Business Standard

If every bond’s a winner, why so many losers?

- LISA ABRAMOWICZ

If you bought bonds at the end of last year and just hung onto them, you probably have a little extra spending money in your pocket. In some cases, you may have cashed in big time.

Brazilian government bonds, for example, are up more than 10 per cent so far this year. Russian sovereign debt has gained more than four per cent, as have Japanese government bonds. Junk bonds globally are up more than three per cent, while longer-dated US Treasuries have generated a 7.6 per cent return.

The list goes on and on. The $47 trillion Bank of America Merrill Lynch Global Broad Market Index has gained almost three per cent in 2016, the biggest gain on record for a similar period in data going back to 1997. That has resulted in more than a trillion dollars’ worth of market gains, with just a few pockets of losses here and there.

This is great, right? Bond buyers are probably feeling pretty good about themselves, cashing in some chips, perhaps popping a little champagne. Or so you would think.

You’d be wrong. Debt traders seem pretty miserable, even more so than usual. Bond markets have stopped making sense. Trading is uninspirin­g or confusing. Prices are flipping and flopping, especially among riskier securities. This is because central bankers are driving almost all of the action, making it incredibly unpredicta­ble. The European Central Bank, or ECB, decided to start buying corporate bonds, and the region’s credit markets suddenly experience­d unpreceden­ted distortion­s. Japan’s central bank has joined Europe in experiment­ing with negative-rate policies, and the region’s debt increasing­ly charges investors to hold it. The US Federal Reserve may raise its rates, or not, and markets whirl in response.

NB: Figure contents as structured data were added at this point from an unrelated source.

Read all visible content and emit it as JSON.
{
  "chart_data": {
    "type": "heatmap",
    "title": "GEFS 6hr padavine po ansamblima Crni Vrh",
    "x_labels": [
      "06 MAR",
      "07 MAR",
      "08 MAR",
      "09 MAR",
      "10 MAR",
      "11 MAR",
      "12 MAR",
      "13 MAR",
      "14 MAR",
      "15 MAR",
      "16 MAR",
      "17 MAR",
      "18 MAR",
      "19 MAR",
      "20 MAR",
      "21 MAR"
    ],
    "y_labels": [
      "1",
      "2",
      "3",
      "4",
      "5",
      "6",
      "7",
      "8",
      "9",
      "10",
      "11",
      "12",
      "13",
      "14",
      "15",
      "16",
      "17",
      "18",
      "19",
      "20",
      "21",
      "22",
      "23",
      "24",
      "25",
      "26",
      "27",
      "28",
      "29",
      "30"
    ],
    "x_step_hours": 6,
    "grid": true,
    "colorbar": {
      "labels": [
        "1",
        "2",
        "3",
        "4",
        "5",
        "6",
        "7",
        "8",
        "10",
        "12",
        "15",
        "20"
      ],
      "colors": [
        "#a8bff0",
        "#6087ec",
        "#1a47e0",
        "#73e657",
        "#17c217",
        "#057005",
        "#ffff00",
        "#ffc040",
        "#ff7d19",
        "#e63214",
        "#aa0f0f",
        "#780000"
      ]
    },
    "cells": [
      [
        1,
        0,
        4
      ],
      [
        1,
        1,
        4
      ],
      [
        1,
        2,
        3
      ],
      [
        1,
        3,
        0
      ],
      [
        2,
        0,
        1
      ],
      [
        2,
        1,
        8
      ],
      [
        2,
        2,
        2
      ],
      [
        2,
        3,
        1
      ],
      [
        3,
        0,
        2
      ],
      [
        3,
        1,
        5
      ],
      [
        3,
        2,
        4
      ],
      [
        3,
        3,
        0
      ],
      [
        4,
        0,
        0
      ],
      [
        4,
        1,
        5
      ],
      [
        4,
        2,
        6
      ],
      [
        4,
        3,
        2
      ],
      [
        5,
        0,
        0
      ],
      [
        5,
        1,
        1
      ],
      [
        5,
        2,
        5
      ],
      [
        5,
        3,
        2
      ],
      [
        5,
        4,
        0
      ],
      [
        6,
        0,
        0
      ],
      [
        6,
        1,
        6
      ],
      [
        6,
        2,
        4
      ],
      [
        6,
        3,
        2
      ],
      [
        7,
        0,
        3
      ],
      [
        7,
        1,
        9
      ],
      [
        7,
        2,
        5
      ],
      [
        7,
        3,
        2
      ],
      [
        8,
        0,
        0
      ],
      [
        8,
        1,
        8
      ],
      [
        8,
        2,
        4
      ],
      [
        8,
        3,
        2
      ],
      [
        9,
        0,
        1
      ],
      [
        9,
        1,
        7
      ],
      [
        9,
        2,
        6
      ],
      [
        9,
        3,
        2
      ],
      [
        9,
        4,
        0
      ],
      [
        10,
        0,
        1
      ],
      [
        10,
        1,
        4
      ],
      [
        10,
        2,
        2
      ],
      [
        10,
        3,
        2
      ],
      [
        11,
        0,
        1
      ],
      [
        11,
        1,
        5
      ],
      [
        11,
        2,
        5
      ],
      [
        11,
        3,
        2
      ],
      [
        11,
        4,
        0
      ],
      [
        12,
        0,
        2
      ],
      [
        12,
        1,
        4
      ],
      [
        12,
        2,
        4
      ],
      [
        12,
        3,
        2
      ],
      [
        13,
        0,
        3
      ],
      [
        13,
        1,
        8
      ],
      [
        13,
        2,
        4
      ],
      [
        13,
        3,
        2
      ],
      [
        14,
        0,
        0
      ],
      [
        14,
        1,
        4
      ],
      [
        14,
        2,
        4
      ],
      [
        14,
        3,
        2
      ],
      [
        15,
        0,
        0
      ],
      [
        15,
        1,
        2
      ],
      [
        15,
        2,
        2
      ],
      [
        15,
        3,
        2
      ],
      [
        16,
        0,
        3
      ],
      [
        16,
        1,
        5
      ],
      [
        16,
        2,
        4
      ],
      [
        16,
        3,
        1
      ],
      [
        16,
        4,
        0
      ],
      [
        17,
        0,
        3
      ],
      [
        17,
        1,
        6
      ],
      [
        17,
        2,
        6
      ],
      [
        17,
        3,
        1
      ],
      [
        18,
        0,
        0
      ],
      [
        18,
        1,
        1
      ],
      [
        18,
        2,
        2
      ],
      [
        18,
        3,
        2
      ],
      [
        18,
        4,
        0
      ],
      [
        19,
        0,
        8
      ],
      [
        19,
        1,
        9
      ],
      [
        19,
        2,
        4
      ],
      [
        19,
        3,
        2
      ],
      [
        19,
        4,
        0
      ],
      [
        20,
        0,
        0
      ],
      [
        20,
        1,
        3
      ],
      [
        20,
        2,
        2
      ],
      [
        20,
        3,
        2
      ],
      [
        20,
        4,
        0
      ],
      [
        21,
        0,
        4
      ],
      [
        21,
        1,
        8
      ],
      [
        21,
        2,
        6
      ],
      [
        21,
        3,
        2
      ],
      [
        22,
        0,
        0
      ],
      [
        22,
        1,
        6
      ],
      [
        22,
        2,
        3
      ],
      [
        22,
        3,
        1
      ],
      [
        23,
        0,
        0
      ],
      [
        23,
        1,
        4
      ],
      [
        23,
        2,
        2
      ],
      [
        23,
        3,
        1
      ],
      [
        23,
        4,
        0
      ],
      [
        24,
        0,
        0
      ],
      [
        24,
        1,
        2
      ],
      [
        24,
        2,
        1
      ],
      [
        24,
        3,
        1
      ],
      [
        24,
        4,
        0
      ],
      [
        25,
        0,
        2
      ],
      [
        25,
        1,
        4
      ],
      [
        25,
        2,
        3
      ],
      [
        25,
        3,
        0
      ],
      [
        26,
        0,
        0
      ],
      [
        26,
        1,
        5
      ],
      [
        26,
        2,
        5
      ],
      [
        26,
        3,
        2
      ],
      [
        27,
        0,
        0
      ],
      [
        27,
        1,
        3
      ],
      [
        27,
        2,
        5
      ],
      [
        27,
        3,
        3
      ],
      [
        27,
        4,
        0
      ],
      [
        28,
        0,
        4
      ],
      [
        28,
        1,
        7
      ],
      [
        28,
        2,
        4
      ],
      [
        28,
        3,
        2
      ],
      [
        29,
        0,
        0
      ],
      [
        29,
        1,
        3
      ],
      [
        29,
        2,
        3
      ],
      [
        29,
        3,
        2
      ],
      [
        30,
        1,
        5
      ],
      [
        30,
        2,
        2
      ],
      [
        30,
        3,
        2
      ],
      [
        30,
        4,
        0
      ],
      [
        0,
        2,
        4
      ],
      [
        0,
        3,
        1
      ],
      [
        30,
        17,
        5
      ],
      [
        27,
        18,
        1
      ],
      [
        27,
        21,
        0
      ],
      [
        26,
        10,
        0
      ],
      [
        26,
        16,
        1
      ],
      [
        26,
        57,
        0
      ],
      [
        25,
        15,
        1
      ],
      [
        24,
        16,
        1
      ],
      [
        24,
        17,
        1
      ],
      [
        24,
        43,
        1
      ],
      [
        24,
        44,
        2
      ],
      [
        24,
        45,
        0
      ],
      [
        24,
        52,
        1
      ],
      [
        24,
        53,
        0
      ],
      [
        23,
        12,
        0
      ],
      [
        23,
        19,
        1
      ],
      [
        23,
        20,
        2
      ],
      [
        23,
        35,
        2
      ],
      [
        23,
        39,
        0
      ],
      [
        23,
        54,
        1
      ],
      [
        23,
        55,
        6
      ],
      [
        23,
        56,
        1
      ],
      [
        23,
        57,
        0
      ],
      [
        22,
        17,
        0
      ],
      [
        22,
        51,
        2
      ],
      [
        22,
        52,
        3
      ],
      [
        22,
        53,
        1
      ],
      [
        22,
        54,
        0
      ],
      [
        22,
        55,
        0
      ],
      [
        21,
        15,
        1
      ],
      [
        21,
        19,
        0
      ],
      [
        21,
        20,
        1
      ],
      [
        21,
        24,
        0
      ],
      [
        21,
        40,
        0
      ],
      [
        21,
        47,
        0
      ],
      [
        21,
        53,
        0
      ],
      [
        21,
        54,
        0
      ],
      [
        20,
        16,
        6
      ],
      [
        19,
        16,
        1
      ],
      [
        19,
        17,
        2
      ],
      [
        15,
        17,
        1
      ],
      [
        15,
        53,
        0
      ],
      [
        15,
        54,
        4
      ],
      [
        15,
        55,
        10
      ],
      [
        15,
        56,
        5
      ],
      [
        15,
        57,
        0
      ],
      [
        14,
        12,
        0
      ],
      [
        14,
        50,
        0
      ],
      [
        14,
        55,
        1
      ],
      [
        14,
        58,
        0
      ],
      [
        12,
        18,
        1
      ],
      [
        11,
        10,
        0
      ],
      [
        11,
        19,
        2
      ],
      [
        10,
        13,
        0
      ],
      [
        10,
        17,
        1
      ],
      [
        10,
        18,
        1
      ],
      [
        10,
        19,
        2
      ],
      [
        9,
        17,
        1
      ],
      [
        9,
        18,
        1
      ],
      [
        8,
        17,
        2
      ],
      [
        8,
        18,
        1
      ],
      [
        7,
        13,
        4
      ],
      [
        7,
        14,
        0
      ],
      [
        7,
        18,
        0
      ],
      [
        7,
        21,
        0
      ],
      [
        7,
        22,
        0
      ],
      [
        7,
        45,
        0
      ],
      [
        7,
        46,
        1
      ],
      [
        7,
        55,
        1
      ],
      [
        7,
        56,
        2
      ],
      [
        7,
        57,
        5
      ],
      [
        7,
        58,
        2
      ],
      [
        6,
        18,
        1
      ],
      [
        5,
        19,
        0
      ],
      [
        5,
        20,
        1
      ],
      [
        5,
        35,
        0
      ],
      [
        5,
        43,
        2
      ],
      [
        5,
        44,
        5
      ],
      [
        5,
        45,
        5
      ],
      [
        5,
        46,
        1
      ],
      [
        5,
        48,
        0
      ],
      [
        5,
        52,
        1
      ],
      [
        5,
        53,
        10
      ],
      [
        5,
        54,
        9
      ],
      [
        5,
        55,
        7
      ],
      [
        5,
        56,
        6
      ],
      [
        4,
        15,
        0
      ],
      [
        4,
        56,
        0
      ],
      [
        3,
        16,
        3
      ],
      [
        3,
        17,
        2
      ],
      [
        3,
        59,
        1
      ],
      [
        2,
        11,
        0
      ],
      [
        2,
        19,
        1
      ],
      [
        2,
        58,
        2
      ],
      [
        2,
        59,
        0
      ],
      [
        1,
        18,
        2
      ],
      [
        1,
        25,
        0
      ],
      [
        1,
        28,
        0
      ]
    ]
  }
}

The result is that returns at non-traditiona­l bond funds are slightly negative on average this year, and some have lost even more. The $82.5 million Altegris Fixed Income Long Short fund is down more than eight per cent and the Highland Opportunis­tic Credit Fund has lost more than six per cent year to date, according to data compiled by Morningsta­r and Bloomberg. Hedge funds have struggled, particular­ly in Europe, with Oceanwood Capital Management’s main $2.1 billion hedge fund losing 8.1 per cent through March 12 this year as just one example, according to Bloomberg News reporters Saijel Kishan and Nishant Kumar.

And then you have banks, which are racing to cut staff in the wake of fading trading profits, and insurance companies, which are struggling to generate sufficient returns on their assets.

So who’s reaping the spoils of this year’s bond rally? Well, the big winners are central banks of developed nations like Japan and the US along with the ECB. They own a lot of the sovereign debt that has experience­d the biggest gains, so they win on that front. (For example, the Federal Reserve earned about $100 billion last year on the heels of its $4.5 trillion war chest of incomeprod­ucing assets.)

And then there are companies that are borrowing at extremely low rates. European bonds of Siemens and Royal Dutch Shell, for example, are now trading with such high prices that they effectivel­y have negative yields. Or, in other words, investors are basically paying for the privilege of lending to these highly rated companies. (And one of them is an oil company.)

And, of course, some fund managers did get it right. But even for those who have timed the market correctly, it’s getting more difficult for them to quickly cash out. If any big investors were to try to liquidate their holdings right now, there’s a good chance the market would move away from them, diminishin­g their returns in relatively thin trading. And if a central banker decided to come up with a new surprise that disrupted markets once again, they could easily be on the wrong side of the trade again.

So despite the latest rally, bond investors are feeling insecure. The gains can quickly turn to losses. And in any case, a lot of the moves are just paper gains and losses, reinforcin­g the sense that there’s so much funny money around that it’s hard to know what’s real.